Id.—Entire Demand cannot be Split.—A party having an entire demand cannot split it up into separate causes of action; and this rule applies to claims against counties equally with those against individuals.
SEARLS, C. Action brought to recover from the county of Calaveras the sum of five hundred and sixty-one dollars and eighty cents, a balance claimed to be due the plaintiff as fees and compensation for services as justice of the peace in and for Angels township, in said county. The defendant had judgment for costs. Plaintiff appeals from the judgment, and the cause comes up on the judgment-roll.

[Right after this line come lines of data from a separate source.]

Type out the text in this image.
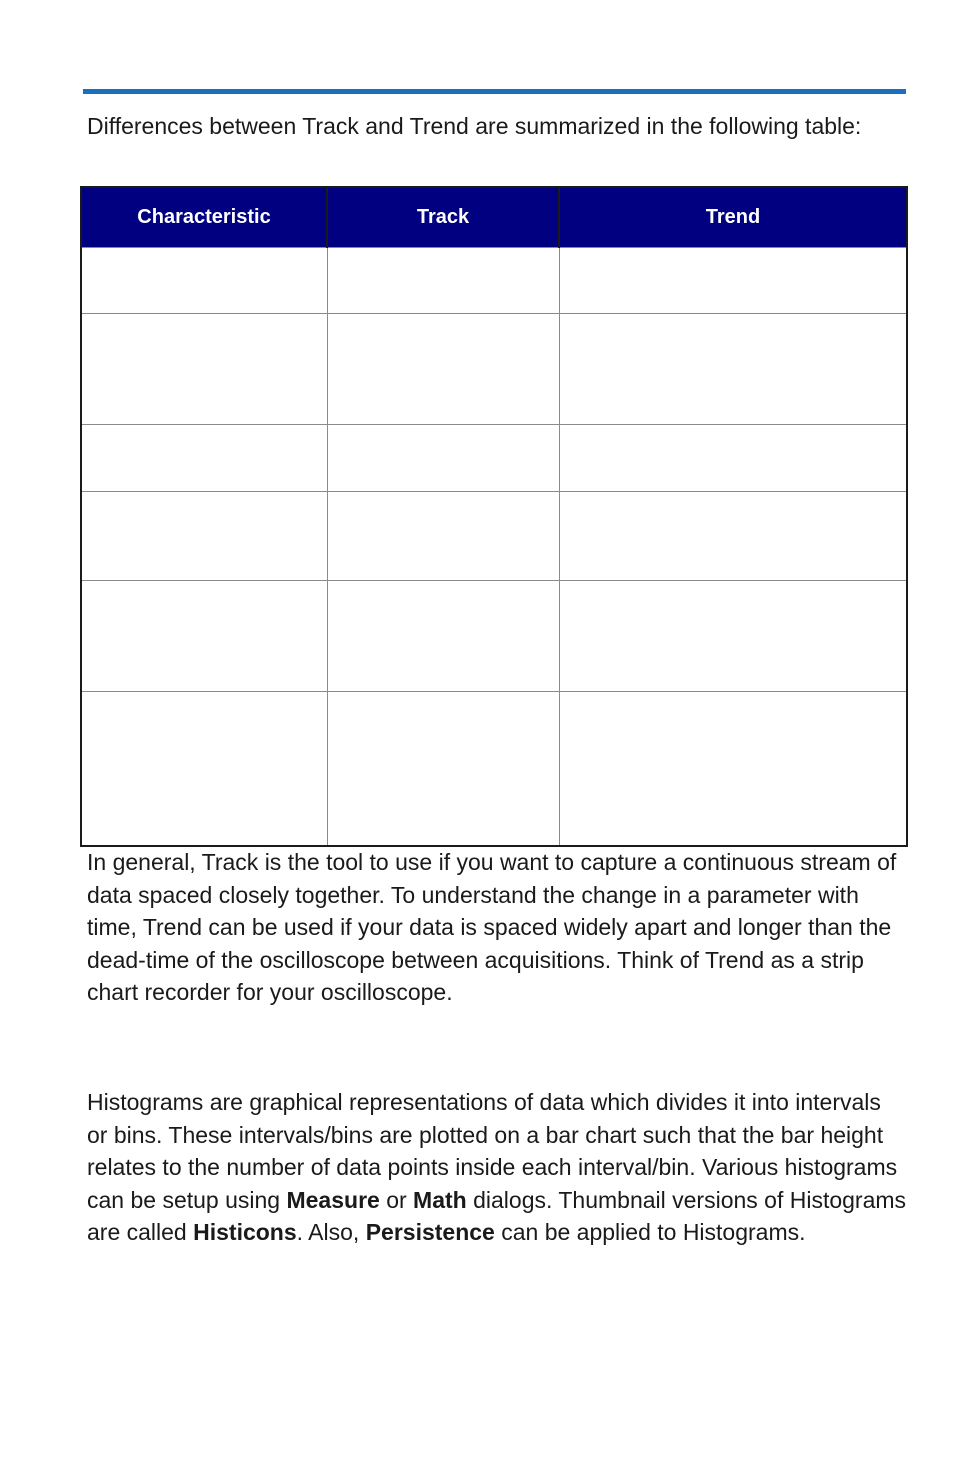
Differences between Track and Trend are summarized in the following table:

Characteristic	Track	Trend

In general, Track is the tool to use if you want to capture a continuous stream of data spaced closely together. To understand the change in a parameter with time, Trend can be used if your data is spaced widely apart and longer than the dead-time of the oscilloscope between acquisitions. Think of Trend as a strip chart recorder for your oscilloscope.

Histograms are graphical representations of data which divides it into intervals or bins. These intervals/bins are plotted on a bar chart such that the bar height relates to the number of data points inside each interval/bin. Various histograms can be setup using Measure or Math dialogs. Thumbnail versions of Histograms are called Histicons. Also, Persistence can be applied to Histograms.
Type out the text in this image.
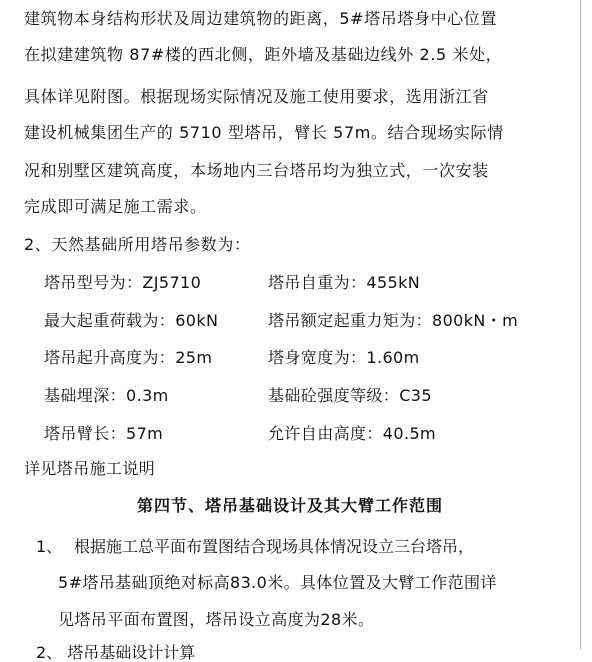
建筑物本身结构形状及周边建筑物的距离，5#塔吊塔身中心位置
在拟建建筑物 87#楼的西北侧，距外墙及基础边线外 2.5 米处，
具体详见附图。根据现场实际情况及施工使用要求，选用浙江省
建设机械集团生产的 5710 型塔吊，臂长 57m。结合现场实际情
况和别墅区建筑高度，本场地内三台塔吊均为独立式，一次安装
完成即可满足施工需求。
2、天然基础所用塔吊参数为：
塔吊型号为：ZJ5710	塔吊自重为：455kN
最大起重荷载为：60kN	塔吊额定起重力矩为：800kN・m
塔吊起升高度为：25m	塔身宽度为：1.60m
基础埋深：0.3m	基础砼强度等级：C35
塔吊臂长：57m	允许自由高度：40.5m
详见塔吊施工说明
第四节、塔吊基础设计及其大臂工作范围
1、 根据施工总平面布置图结合现场具体情况设立三台塔吊，
5#塔吊基础顶绝对标高83.0米。具体位置及大臂工作范围详
见塔吊平面布置图，塔吊设立高度为28米。
2、 塔吊基础设计计算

The cause was submitted to the court upon an agreed statement of facts. This agreed statement is not set out in the record, hence the facts as found by the court are conclusive. The facts so found are, so far as necessary to the questions involved, as follows: 1. Plaintiff was a justice of the peace in and for the township of Angels, county of Calaveras; 2. As such justice of the peace plaintiff, between April 2, 1895, and December 28, 1896, in pursuance of his judicial duties, heard and determined one hundred and fifty-five criminal actions or proceedings on examination or trial properly before him; 3. That as such justice of the peace plaintiff was entitled to receive of and from the defendant county, in each of the said actions or proceedings, the sum of three dollars, aggregating, in all the amount of four hundred and sixty-five dollars; 4.; [484]That prior to the twenty-fifth day of February, 1897, and prior to the commencement of this action, plaintiff presented to the-board of supervisors of the defendant county his claims in due form, and properly verified by his oath as to their correctness, for each and every of said one hundred and fifty-five (155). criminal actions or proceedings tried or examined by him as aforesaid, aggregating in all the sum of four hundred and sixty-five dollars; 5. The board of supervisors duly passed upon and allowed each and every of said claims for the full amount of fees demanded by plaintiff, to wit, the sum of three dollars in each of said actions or proceedings tried, etc., as aforesaid; 6. Each and every of said claims so presented and allowed as aforesaid were by the county treasurer of the defendant county duly paid to plaintiff, and “that a complete settlement between plaintiff and defendant county was had thereon”; 7. On the twenty-fifth day of February, 1897, the plaintiff as such justice filed additional claims in all of said one hundred and fifty-five cases, etc., for which he had presented his claims as aforesaid, and which had been allowed and paid as aforesaid, in which he claimed in the same cases as follows: For complaint, two dollars; issuing warrant, two dollars; trial of each case, three dollars; aggregating in each case seven dollars. In each case plaintiff credited the county with the three dollars previously paid him thereon as aforesaid; 8. The board of supervisors rejected said claims; 9. The defendant county is not indebted to defendant in any sum.